The government has proposed requiring all civil servants to pledge allegiance to the Hong Kong SAR, and declare to uphold the Basic Law.
In a document to submitted to Legco, the Civil Service Bureau said it has all along been the duty of civil servants to uphold the Basic Law and be loyal to the Hong Kong SAR – and more importantly – to the government.
Officials said requesting civil servants to take oaths or make a written declaration could enable them to have a clearer awareness of their responsibilities.
As such, officials want all new civil service recruits after July 1 to confirm in writing to uphold the mini-constitution and pledge allegiance to the Hong Kong SAR.
Existing workers will also have to make such pledges as well, although this will be done in stages.
Those who are involved in decision-making, or have sensitive duties, like administrative officers, information officers, legal officers and disciplined services staff, are recommended to give their undertaking first.
Government staff who are to be recommended for promotion, or when their promotions are confirmed will also have to do the same.
For directorate officers of higher ranking, they will have to take an oath rather than do it in writing.
Officials said the proposal is in line with a requirement under the newly enacted national security law.
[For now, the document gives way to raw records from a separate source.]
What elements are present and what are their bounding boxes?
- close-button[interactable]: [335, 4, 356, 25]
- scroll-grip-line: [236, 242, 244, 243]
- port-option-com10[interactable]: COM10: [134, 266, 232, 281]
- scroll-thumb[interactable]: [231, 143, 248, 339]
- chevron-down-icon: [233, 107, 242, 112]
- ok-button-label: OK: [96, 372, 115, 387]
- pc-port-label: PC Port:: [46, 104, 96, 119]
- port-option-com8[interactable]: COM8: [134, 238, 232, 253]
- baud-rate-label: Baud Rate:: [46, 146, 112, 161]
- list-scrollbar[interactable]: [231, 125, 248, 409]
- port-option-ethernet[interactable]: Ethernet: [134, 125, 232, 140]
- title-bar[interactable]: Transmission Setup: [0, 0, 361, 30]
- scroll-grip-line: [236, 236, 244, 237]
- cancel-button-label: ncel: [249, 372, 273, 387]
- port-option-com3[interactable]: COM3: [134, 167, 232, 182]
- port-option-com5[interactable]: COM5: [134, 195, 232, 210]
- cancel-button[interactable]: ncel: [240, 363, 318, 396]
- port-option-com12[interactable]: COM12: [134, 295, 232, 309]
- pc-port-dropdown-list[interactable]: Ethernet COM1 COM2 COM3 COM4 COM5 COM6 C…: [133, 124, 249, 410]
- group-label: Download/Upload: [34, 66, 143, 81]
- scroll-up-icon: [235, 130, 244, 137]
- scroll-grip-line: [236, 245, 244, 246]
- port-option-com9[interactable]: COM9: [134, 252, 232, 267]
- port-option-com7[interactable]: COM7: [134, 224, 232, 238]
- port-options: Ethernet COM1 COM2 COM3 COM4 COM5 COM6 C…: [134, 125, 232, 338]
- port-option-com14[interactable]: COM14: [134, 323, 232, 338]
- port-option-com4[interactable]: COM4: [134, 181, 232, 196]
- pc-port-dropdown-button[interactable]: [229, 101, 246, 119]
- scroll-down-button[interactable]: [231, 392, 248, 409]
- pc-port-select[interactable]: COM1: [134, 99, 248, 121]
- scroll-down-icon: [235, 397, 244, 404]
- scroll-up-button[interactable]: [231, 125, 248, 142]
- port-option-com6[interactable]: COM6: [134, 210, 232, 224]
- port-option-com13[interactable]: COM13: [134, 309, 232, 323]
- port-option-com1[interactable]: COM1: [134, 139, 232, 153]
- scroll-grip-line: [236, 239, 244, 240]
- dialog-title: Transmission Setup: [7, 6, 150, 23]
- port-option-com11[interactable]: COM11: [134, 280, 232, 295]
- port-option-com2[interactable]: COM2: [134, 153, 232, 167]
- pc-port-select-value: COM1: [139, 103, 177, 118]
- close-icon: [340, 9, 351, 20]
Pro-Beijing lawmakers have also criticised some civil servants for not being loyal to the government after a group of them organised a rally against the extradition bill last year.
The chair of the Senior Government Officers Association, Lee Fong-chung, said that requiring civil servants to uphold the Basic Law and support the Hong Kong government is already stated in the civil service code.
But Lee said he needed to see more details about the new statement and consult members to see if they support the proposal.
Democratic Party chairman Wu Chi-wai said the oath-taking proposal shows that the government mistrusts its own staff.
Wu said the new requirement will make it easier to punish civil servants who express concerns about government policies, even if they express their opinions in a personal capacity.